Они снова переглядываются, немного утешившись, что все-таки не совсем одиноки, что у каждого есть пока надежный друг.
Неожиданно адвокат сердито хлопает ладонью по открытке.
– О чем только думал чертов идиот, когда писал вот это и подбрасывал нам на лестницу! Рассчитывал других отправить на эшафот?!
– А из-за чего? Что он, собственно, пишет? Любой из нас все это уже знает! Он не иначе как сумасшедший!
– Все теперь сплошь сумасшедшие, один заражает другого!

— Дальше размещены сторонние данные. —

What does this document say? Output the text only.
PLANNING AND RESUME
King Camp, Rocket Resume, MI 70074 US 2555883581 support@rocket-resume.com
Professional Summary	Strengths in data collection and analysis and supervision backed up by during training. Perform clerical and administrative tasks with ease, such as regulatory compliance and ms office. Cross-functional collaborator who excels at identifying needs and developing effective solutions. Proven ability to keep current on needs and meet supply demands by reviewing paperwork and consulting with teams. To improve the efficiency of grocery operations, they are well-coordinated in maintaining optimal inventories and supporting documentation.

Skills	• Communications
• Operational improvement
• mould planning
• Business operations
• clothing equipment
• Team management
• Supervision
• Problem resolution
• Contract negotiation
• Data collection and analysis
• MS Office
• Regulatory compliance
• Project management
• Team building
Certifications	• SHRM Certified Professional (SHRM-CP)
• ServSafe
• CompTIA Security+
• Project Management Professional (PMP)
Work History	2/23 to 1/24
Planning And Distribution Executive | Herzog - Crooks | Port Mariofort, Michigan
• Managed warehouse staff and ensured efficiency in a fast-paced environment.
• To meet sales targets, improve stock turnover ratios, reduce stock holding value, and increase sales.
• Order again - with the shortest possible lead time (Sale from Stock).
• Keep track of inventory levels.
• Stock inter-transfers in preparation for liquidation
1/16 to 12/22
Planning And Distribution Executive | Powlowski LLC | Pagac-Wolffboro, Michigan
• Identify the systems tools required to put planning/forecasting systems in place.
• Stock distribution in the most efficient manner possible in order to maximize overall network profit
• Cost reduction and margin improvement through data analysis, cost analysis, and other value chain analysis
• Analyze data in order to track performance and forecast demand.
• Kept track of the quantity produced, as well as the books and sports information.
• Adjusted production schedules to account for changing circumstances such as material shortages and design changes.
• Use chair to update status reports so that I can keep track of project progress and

– Не мешало бы поймать этого малого, который устраивает другим такие неприятности! Я буду только рад…
– Ах, брось! Тебя определенно не порадует, если еще кто-то умрет. Но как нам выбраться из этих сложностей?
Адвокат опять задумчиво глянул на открытку. Потом взялся за телефон.
– У нас в доме есть этакий политруководитель, – пояснил он другу. – Я официально передам ему открытку, опишу реальную ситуацию, не придавая ей большой важности. Ты уверен в своих показаниях?
– Вполне.
– А в своих нервах?
– Безусловно, дорогой мой. На сцене я еще никогда не мандражировал. Всегда только перед выходом! А что за тип этот ваш политруководитель?
– Понятия не имею. Не припомню, чтобы я хоть раз его видел. Вероятно, какой-то мелкий чинуша. В общем, сейчас я ему позвоню.
Однако явившийся человечек походил не столько на чинушу, сколько на лиса, правда весьма польщенного тем, что ему довелось познакомиться со знаменитым актером, которого он так часто видел в кино. И, не раздумывая, он назвал шесть фильмов, в которых тот никогда не снимался. Макс Хартайзен выразил восхищение его памятью, после чего они перешли к деловой части.